Monday, September 15, 2014

Football fans don’t blame referee

It was first for the history books today, after thousands of Manchester United and Arsenal fans agreed that last night’s game was “totally fair” and that the referee did a “marvellous, simply excellent job” of ensuring a clean, even match.

“The game was absolutely fair and unbiased,” said one fan, Shirley Reff, who emailed us without once using her CAPSLOCK key or any exclamation marks. “I would just like to congratulate the referee on doing a great job of the overwhelming task of making sure that a soccer match is objectively controlled, fair and utterly impartial.”

Reff explained in more depth.

“Let’s take for example his offsides call at about the 32-minute mark,” she said. “Excellent! What acuity! It was quite clearly offsides, no two ways about it. And that tackle between Santi Cazorla and Ander Herrera? It was fair and clean: his foot clearly hit the ball first. The referee was right to exercise his play-on discretion.”

Pictured: Most referees

Fans now say that even when there were questionable moments replayed in slow-motion where the referee missed a call or didn’t issue a penalty, one had to be understanding.

“We can’t expect him to see everything,’ they said, quietly drinking their beers in a calm and orderly fashion while seated and not taking off their shirts or hurling abuse at the Plasma screen. “It’s a huge stadium, lots of noise, lots going on. He’s just human. We’re bigger than being childish ranting lunatics.”

Experts in the act of guys kicking around a bag of air have agreed with this reaction, saying it “only makes sense”.
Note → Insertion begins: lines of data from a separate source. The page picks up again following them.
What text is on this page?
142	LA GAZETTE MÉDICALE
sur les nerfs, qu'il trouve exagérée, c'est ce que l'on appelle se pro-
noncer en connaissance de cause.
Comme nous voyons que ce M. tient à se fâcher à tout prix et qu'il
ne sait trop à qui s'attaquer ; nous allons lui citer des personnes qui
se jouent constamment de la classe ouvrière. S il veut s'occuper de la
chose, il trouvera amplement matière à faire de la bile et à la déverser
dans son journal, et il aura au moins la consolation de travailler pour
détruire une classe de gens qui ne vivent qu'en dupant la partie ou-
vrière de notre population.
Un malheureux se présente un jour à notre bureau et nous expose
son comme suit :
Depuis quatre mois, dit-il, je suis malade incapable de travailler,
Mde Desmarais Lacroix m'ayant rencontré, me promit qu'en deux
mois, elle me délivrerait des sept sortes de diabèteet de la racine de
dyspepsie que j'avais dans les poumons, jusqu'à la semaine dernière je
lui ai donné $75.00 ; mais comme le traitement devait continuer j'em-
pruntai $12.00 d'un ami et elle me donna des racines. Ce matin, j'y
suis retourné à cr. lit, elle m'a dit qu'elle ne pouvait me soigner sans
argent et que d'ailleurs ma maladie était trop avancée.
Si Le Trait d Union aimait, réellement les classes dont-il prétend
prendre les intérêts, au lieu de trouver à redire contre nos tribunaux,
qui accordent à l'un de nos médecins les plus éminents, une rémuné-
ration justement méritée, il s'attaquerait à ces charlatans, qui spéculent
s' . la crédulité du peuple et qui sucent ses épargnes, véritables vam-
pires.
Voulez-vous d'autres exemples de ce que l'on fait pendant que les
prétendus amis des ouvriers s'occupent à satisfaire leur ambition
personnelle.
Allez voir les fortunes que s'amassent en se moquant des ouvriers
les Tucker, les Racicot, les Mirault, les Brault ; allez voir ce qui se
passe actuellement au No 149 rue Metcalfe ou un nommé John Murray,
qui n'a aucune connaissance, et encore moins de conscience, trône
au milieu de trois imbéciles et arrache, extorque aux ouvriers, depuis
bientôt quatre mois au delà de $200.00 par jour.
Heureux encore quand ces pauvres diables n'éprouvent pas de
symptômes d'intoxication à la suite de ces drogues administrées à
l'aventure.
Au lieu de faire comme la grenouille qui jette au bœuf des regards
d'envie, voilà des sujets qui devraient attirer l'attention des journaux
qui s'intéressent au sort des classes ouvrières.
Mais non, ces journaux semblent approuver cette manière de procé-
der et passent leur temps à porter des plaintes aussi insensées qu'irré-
“Really, if you think about the utter meaninglessness of the world and the impossibility of our existence, and the overwhelming and terrifying fact that we live in just one tiny shard of space-time, an insignificant blink in history’s eye in which we’re all definitely going to die alone and unloved one day, with all our life’s works and struggles reduced to a forgotten and trivial collection of futile acts in the face of our own inevitable mortality, then getting worked up about one missed call in one inconsequential football match just feels dumb,” said Refereeologist Blou de Vissle. “Unless we’re talking about last weekend when that fucking blind dick ref missed that totally obvious handball by Suarez right outside the goal line. I mean, how could you miss it? The useless myopic fuck.”